Among the various forts that I have listed in the Historical Forts in and around Mumbai, one obscure fort about which not much information is available, is Parsik Fort. There are references to it in accounts referring to the Anglo-Maratha Wars such as this one:
War in the Konkan – Kalyan and Malanggad
The war started by the capture of Parsik fort, on the Ulhas river, leading to Kalyan. Captain Campbell captured this on 12th April, 1780. Captain Lindrum captured Belapur and Panvel – both these places had reverted to the Marathas after the Treaty of Wadgaon.
The Parsik Hills range start at the Mumbra to the north where it meets the bend in Ulhas river and extends south all the way to Belapur at the mouth of the Panvel creek. In the middle of the range, the Shilphata road cuts across from Mahape on the east to Ghansoli on the west. Based on the above description of the fort being “on the Ulhas river”, the fort would likely be located at the north in Mumbra. And guess what… there is an old temple located nearby called Mumbra Devi Temple! So maybe a good idea to investigate if there is any part of the fort there too!

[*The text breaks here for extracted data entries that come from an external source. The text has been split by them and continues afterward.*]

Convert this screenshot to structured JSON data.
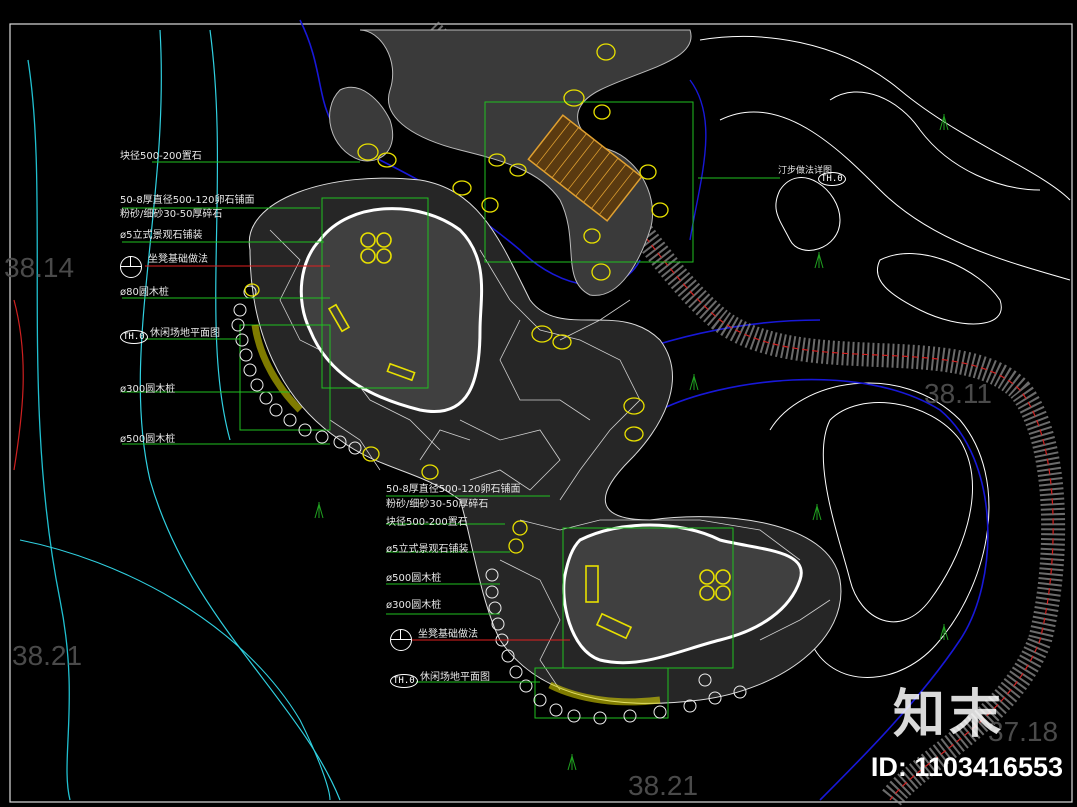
{
  "title": "",
  "labels_left": [
    "块径500-200置石",
    "50-8厚直径500-120卵石铺面",
    "粉砂/细砂30-50厚碎石",
    "ø5立式景观石铺装",
    "坐凳基础做法",
    "ø80圆木桩",
    "休闲场地平面图",
    "ø300圆木桩",
    "ø500圆木桩"
  ],
  "labels_center": [
    "50-8厚直径500-120卵石铺面",
    "粉砂/细砂30-50厚碎石",
    "块径500-200置石",
    "ø5立式景观石铺装",
    "ø500圆木桩",
    "ø300圆木桩",
    "坐凳基础做法",
    "休闲场地平面图"
  ],
  "label_right": "汀步做法详图",
  "tags": {
    "t1": "TH.0",
    "t2": "TH.0",
    "t3": "TH.0"
  },
  "elevations": [
    "38.14",
    "38.11",
    "38.21",
    "38.21",
    "37.18"
  ],
  "watermark": {
    "brand": "知末",
    "id": "ID: 1103416553"
  },
  "colors": {
    "background": "#000000",
    "contour": "#1010d0",
    "cyan": "#30d0e0",
    "green": "#20c020",
    "yellow": "#e8e000",
    "red": "#e02020",
    "white": "#ffffff"
  }
}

To investigate whether there is indeed a fort somewhere near Mumbra Devi Temple, I set out one weekend at 5 am from Andheri and cycled via JVLR to Eastern Express Highway and followed the highway till the toll naka where I took the exit to Mumbra. It was still dark when I reached Mumbra, where the Ulhas river flows majestically beside the highway on the left, with the Parsik Hills to the right. I waited a while near the shore, at what looked like a ship building dock, to watch the colors of the sunrise paint the sky
As the light improved, I could see the signs of shipbuilding facilities around me. Mumbra’s shipbuilding industry, the oldest in town, dates back to the Maratha era. Small ships, barges and tugboats are made and repaired in Mumbra (ref)
After admiring the colors of dawn over Ulhas river, I continued ahead along the highway (NH4) to look for Mumbra Devi Temple, and hopefully Parsik Fort. I could see the beginning of the Parsik Hills range ahead of me to the right, extending far down south.
As I climbed towards the hills, I got this beautiful view of the bend in Ulhas river. This surely looks like a good place to build a fort!
When I reached the hills, the sun had broken out from its slumber and started shining through the fog that hung over the marshy land around.
On my right, I could see this huge monolithic rock face, with the Mumbra Devi Temple located at its base. I parked my cycle near a tea stall next to the highway and requested him to keep a watch on it, while I set out to climb the hill to the temple.
There are steps all the way to the temple, and it is a relatively easy climb. I was initially the only person around, but soon I could see some morning walkers beginning to climb behind me.
I was accompanied by this good looking dog, who I caught staring longingly at a bunch of sparrows on the tree nearby, probably wishing he could fly too… or maybe just figuring out a way to get one of the birds as breakfast :\
When I reached the temple, the simple but immaculately maintained idols were bathed in the light of the rising sun. There are two small temples. This one on the right seems to be of Lord Shiva.
The main temple has this carefully decorated set of 10 faces of Mumbra Devi. The Godess is the prime deity of the Koli and Agri fishermen tribes who used to reside in Mumbra when it was still a small fishing village. Due to it’s strategic location at the banks of the Ulhas river, it may have been fortified. I asked the temple priest if he knew about the fort in the hills above. He said that it was quite a difficult climb up, and it was not possible to climb further without ropes… so my hopes of climbing up to the top to find the remnants of a fort were dashed!
Looking up, I could see why the priest said that the top was inaccessible without ropes… it was a sheer rock wall all the way to the top!
The view from the temple of the Parsik Hills, and the highway snaking its way alongside was gorgeous… this sure looked like a place that could serve as a perfect location to keep watch over the surrounding area, and hence perfect for a fort!
Also clearly visible from the temple is the Ulhas river flowing below to the north east through the marshy land around. The fog was still holding up against the heat of the sun rays
I was not really satisfied with the visit for I was unable to find a way to climb to the top of the hills. I also considered the possibility of climbing through the ridge that can be seen, but did not want to risk trying it with my cycling shoes… I planned to come back with better trekking shoes, and a full day at hand to explore options to get to the top. But this was still a good first exploratory visit
I climbed back down to where I had kept my cycle, and enjoyed some hot tea and wadas from the tea stall before heading back.
I continued south along NH4, planning to cut across at Shilphata, and then head back via Airoli. All along till Shilphata, the highway hugs the Parsik Hills, and I was sure there were more options for climbing the hills from somewhere…. but that’s for another adventure.
From Airoli bridge, I got a rewarding view of a bunch of flamingoes feeding on the mudflats below the bridge.